According to the FT, Mexico said on Tuesday that it would take a loan from the IMF in the amount of US$40bn as a measure against the current global downturn and to support its currency. Currently, the Mexican central bank has reserves of US$30bn. The president of Mexico, Felipe Calderón said. "We have our public finances in order and we're able to take a line of credit of IMF in order to support the reserves of the central bank of US$30bn, or even US$40bn."
Further, Mexico will utilize a lending facility at the IMF of which intention is to serve emerging market economies with sound public finances and that have been hit by a financial contagion from other parts of the world. The IMF introduced last week a modified version of the lending facility for flexible credit lines without imposed conditions.
However, Mexico is the first country to make use of this lending facility, which have strict requirements including sound public finances, low inflation and a stable banking system. The latter may be out of tune in the current financial upheaval, nonetheless, a prudent measure.
The Mexican peso has been depreciating against the dollar since the beginning of 2009 and reached a year high of 15.5 USD:MXN at March 2, but was down at 14.34 yesterday afternoon, entailing a 7.4% appreciation of MXN versus the USD during March.

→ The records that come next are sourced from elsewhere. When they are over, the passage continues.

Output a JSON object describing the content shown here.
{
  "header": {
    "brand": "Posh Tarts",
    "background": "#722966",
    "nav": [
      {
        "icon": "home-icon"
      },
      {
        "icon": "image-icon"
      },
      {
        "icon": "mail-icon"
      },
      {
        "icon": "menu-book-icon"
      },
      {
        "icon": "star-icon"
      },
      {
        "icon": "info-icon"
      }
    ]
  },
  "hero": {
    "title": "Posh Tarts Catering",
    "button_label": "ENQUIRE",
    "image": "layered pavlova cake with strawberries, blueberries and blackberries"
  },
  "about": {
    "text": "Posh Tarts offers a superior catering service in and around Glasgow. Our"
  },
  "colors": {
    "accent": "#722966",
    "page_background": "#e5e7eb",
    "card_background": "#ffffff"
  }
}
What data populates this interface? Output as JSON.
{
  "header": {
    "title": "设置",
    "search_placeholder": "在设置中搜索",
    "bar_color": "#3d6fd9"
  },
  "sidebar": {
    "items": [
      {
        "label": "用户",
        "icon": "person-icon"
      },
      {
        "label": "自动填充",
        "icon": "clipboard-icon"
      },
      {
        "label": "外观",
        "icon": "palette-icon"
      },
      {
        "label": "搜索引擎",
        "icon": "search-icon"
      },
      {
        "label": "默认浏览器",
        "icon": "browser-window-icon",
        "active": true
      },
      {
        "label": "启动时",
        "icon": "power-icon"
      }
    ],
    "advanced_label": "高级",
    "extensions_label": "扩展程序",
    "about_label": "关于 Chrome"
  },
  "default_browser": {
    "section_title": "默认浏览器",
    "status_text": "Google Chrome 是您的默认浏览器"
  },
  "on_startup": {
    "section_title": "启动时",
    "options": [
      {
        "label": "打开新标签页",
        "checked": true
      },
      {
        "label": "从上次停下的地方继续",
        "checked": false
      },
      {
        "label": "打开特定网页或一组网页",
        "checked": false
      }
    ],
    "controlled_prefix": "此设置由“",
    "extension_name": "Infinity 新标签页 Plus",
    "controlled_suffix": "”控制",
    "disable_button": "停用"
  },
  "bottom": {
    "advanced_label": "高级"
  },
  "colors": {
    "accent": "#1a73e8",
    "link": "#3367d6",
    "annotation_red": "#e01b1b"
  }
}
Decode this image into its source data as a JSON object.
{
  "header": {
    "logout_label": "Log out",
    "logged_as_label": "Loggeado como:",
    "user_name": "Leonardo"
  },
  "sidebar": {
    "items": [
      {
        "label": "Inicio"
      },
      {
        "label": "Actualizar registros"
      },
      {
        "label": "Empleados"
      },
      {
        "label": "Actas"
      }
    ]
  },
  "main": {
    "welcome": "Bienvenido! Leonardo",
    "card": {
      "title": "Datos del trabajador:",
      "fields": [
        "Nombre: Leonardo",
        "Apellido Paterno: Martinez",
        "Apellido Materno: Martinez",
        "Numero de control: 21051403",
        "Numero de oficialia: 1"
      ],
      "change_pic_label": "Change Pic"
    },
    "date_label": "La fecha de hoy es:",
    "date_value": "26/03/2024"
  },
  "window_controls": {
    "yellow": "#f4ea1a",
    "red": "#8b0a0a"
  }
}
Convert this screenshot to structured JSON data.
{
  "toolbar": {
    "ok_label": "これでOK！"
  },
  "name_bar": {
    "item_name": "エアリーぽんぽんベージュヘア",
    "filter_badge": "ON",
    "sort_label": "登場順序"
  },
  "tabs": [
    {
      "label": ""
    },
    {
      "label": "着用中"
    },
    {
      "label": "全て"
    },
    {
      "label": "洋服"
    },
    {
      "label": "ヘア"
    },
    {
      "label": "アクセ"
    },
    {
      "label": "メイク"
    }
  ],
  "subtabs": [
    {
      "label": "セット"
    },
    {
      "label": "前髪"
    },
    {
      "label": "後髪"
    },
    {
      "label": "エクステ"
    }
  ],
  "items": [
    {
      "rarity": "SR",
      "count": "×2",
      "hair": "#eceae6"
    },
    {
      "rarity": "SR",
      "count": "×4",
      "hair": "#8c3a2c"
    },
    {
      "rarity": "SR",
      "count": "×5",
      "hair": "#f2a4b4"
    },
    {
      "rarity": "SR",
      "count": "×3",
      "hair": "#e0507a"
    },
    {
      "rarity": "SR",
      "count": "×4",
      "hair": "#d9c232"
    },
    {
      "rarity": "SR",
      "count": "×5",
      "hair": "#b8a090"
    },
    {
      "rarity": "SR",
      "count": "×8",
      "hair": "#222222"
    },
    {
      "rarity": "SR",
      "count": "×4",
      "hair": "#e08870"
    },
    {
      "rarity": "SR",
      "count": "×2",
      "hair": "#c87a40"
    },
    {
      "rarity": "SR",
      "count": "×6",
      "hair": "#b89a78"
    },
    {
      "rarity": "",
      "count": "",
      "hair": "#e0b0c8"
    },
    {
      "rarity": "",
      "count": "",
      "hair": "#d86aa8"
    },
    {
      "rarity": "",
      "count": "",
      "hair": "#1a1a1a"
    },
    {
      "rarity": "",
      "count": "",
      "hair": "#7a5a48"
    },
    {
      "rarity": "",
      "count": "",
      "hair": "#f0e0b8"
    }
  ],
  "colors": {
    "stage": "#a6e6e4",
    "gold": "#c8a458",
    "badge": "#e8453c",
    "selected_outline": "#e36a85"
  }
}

Further, 82.2% of Mexico's exports are destined for the USA and 75.1% of its exports are derived from manufacturing, implying that Mexico is dependent upon strong consumption from its neighbour in order to sustain the precarious market conditions. Despite most of its Latin American peers' severe reduction in industrial production, Mexico seems to be tackling the economic turbulence with a positive annualized rate in February of little less than 6%. This is considerably better than Chile, Argentina and Brasil which all operate with negative growth in its industrial production, but for how long remains to be seen.